Annual inflation in the currency bloc slowed to 0.7 percent in January, well below the ECB's target of just under 2 percent, venturing deeper into what ECB President Mario Draghi has dubbed the danger zone.

A month ago, Draghi set out markers for further action, pledging that the central bank would take action if its inflation outlook worsened or money markets saw "unwarranted" tightening.

The bank may want to be seen to be ahead of the curve. In November, after an inflation reading of 0.7 percent, it took hasty action and cut interest rates to 0.25 percent.

Bets on it acting again this month have increased since data showed inflation slipped back to that level in January.

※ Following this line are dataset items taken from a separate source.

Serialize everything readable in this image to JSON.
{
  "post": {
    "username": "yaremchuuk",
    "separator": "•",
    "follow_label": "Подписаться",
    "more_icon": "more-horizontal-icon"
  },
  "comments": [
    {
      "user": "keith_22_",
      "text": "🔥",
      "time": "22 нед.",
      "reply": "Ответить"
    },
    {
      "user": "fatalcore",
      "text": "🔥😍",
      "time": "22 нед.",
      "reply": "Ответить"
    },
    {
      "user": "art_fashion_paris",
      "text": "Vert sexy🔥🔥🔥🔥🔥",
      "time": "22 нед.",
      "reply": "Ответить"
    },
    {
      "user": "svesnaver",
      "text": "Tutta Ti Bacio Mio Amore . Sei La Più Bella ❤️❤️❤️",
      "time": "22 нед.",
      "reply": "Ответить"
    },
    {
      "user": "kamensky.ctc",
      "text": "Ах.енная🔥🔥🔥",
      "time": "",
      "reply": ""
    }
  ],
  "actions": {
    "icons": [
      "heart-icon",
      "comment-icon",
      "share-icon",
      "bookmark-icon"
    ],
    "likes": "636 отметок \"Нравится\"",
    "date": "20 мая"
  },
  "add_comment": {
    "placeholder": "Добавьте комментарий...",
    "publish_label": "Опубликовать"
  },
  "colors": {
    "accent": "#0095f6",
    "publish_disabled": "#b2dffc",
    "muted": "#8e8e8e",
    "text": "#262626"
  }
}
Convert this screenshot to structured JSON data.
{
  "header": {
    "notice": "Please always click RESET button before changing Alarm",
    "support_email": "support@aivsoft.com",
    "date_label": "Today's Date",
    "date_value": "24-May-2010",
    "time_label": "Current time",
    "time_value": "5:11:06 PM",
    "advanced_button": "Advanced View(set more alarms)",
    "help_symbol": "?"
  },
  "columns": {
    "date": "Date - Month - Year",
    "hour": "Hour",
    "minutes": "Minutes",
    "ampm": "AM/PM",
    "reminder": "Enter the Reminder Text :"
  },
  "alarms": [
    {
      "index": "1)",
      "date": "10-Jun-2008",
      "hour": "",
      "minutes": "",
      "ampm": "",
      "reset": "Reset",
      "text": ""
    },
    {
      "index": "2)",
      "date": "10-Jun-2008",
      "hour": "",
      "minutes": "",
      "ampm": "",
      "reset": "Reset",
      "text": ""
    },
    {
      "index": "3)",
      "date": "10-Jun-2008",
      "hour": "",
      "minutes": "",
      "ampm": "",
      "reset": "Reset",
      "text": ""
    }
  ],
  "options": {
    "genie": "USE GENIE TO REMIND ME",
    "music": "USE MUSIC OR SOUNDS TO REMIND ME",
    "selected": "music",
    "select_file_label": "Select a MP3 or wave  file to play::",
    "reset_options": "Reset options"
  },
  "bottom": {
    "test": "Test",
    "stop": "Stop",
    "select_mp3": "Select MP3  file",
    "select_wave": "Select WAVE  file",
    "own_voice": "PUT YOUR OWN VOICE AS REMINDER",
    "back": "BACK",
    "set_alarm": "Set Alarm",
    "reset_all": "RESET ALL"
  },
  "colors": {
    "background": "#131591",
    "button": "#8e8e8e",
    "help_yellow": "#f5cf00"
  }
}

However, it is not clear whether the January data will have been alarming enough. After the November reading, inflation edged up again in December, so policymakers may want to wait until the bank's updated staff projections come out in March.

"The surprisingly soft numbers for January CPI make the outcome of Thursday's ECB meeting a close call," Unicredit economist Marco Valli said. "We still expect interest rates to be left unchanged and no new unconventional measures (taken) ... but the risk of immediate action has risen."

Money-market traders expect no change in interest rates on Thursday, or any other steps to combat falling inflation or prop up the euro zone, according to a Reuters poll taken on Monday.

The ECB does not have a lot of ammunition left to boost inflation, which may make it reluctant to act too quickly. There might be only one more rate cut in its arsenal and even that would be smaller than the traditional quarter point.

If inflation were to fall further instead of the expected gradual pickup, the ECB would act.

The bank's inflation outlook for 2015 in its March staff forecasts will be crucial - a cut from December's 1.3 percent would bring huge pressure to act.

For now, economic recovery is intact, though still in its infancy. The euro zone's private sector logged its busiest month in 2-1/2 years in January, with Germany leading the upswing, surveys showed on Wednesday.

STERILISATION

At Thursday's meeting, ECB policymakers will also discuss emerging markets, which have come under pressure as concerns about a possible slowdown in China's economy and the U.S. Federal Reserve's stimulus wind-down triggered an exodus of foreign capital.

The fear in the euro zone is that falling emerging market currencies and weak demand in those economies would add to downward inflation pressures in the euro zone. The impact so far has been muted enough for the ECB not to act.

"It's not significant enough yet," ABN Amro economist Nick Kounis said. "We've not seen moves in markets which would start to change the outlook for inflation."

The euro exchange rate has remained tolerable and is near two-month lows both against the U.S. dollar and on a trade-weighted basis.

Besides low inflation and emerging market turmoil, short-term interest rate volatility has been another headache for the ECB.

To prevent spikes in market rates, the bank could choose to end offsetting its government bond purchases, which would immediately add about 175 billion euros to the money markets. Sources have told Reuters, though, that this week might be too early for the move.

A further complication is that by refraining from action, the ECB risks making it more difficult to convince markets of its easing bias and keep the euro from shooting up.

"To reel out the same lines with no action, that would not be very welcome," ABN Amro's Kounis said. "Financial markets have become numb to this kind of talk."